Здесь нет и отказа от мировой культуры, но и культуру всю можно обрести в самом медвежьем углу. Сидит же себе американец Сэлинджер уже лет тридцать в диком захолустье, ведя почти монашескую жизнь, и что-то я не слышал, чтобы шустрые газетчики его обзывали темным дикарем. Очень многие великие традиционалисты из всех стран ми­ра были тяжелы на подъем, с другой стороны, много ли ос­талось первичности, подлинности в поэзии наших отечест­венных попрыгунчиков? Опасный это жанр — путевые стихи.

Четвертым признаком поэта Оден считает природу языка. То, что и многие другие, тот же Иосиф Бродский, считают наиважнейшим, главнейшим в творчестве.

На мой взгляд, природа языка Ольги Фокиной — от­кровенно фольклорная. Она выросла все-таки не на книж­ном, а на народном русском языке. Я приведу мнение зем­ляка и сверстника Ольги Фокиной, небожителя русской поэзии Николая Рубцова: «Многим стихам Ольги Фоки­ной, в смысле формы, свойственно слияние двух тради­ций — фольклорной и классической. Это интересно, так как обновляет, если можно так выразиться, походку стиха... Леса, болота, плесы, снега — все черты и приметы так на­зываемого "мокрого угла" (Архангельская, Вологодская области и прилежащие местности) органично и красочно вошли в лучшие стихи Ольги Фокиной. И все это стало фактом поэзии потому, что все это не придумано и являет­ся не мелкой подробностью, а крупным фактом ее биогра­фии, ее личной жизни, судьбы».

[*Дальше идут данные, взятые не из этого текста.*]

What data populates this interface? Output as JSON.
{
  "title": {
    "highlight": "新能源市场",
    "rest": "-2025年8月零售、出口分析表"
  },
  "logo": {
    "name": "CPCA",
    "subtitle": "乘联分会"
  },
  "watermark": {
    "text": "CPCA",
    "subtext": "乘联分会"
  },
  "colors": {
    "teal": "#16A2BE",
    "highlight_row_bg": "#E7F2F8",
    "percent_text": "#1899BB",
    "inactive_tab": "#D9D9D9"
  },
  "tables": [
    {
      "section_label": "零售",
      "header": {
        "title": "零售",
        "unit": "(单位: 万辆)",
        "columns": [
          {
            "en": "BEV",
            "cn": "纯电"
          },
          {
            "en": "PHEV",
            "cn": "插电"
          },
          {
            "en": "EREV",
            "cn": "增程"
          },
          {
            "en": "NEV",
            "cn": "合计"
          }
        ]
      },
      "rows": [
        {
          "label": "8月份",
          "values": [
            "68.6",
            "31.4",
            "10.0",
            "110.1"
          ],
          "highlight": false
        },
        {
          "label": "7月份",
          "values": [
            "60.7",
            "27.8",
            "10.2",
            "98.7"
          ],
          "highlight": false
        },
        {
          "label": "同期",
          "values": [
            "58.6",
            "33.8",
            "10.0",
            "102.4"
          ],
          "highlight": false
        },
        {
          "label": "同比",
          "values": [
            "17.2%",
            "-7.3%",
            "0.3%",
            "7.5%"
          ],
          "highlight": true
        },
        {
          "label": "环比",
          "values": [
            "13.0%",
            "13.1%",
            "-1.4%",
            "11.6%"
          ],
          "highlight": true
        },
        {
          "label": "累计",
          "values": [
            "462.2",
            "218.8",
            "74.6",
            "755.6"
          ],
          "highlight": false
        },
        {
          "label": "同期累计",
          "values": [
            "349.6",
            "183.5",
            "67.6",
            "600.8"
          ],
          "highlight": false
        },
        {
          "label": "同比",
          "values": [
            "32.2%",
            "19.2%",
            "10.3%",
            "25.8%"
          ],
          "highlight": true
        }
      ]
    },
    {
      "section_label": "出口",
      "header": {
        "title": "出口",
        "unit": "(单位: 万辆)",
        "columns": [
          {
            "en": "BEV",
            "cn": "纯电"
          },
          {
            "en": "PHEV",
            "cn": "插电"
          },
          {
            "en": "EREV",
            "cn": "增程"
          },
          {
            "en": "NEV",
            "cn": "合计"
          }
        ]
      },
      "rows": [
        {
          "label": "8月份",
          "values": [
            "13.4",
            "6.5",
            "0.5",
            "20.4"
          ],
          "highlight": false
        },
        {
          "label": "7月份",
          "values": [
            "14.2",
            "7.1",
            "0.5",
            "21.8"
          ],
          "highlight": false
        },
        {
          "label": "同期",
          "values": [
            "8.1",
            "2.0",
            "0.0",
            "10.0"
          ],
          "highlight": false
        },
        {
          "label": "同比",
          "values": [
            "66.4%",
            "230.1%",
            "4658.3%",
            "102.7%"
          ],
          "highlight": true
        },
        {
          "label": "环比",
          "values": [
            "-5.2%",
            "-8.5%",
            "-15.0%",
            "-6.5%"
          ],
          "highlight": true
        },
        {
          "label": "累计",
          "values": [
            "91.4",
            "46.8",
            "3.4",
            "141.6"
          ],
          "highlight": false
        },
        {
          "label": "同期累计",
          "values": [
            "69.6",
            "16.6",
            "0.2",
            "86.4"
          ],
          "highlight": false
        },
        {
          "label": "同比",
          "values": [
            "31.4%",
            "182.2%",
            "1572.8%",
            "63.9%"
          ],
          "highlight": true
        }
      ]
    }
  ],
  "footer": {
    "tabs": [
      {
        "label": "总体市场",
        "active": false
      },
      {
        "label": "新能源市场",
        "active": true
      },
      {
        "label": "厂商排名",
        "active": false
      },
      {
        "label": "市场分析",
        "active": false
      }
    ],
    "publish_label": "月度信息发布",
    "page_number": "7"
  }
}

Ольга Фокина и к Пушкину шла от народного языка, от народной поэзии, еще не забытой в пору ее военного и по­слевоенного детства. Она росла на причитаниях-плачах о погибших солдатах, на девичьих частушках и свадебных обрядовых песнях. То, что в Европе мертво уже двести лет и что еще лет двадцать-тридцать назад жило по всей Рос­сии — народное творчество не из домов культуры и ансам­блей «Березка», а из сердца, из памяти, из окружающего мира, — сформировало поэтический язык Ольги Фокиной. А к примеру, отчужденный от своего народа Андрей Возне­сенский предпочитал прислушиваться к пению австралий­ских аборигенов, ибо это было модно в Европе. Для мертвого с точки зрения природности языка Европы австралий­ские аборигены и их пение были ключом спасения, они да­вали импульс к живому творчеству, но Россия-то сама до сих пор была полна народных чудес. И живо еще пушкин­ское:

Там чудеса, там леший бродит,

Русалка на ветвях сидит...

Наш гений умел прислушиваться к своему народу. Сегодня наша книжная филологическая поэзия настоль­ко отдалилась от языка народа, да и от самого народа, что для иных из русских европейцев поэзия Ольги Фоки­ной сродни напевам того австралийского аборигена, привезенного как диковинку Вознесенским из Парижа в Москву.

В черной бане поутру

Пятку камешком потру —

Быть бы резвой на ногу,

Быть бы первой на лугу.

Под словинку-присказку

На полке попью кваску —

Дай, квасок с присловьицем,

Мне добра-здоровица!

(«Присказка», 1966)

Она мыслит языком своих героев, не конструирует, не изобретает, оттого столь много в ее стихах прибауток, час­тушек, поговорок: «Ой, не беда, что вдовая, / Зато — на все готовая». Или: «Вы не хмурьтесь, братовья, / Уж со мною жить дивья».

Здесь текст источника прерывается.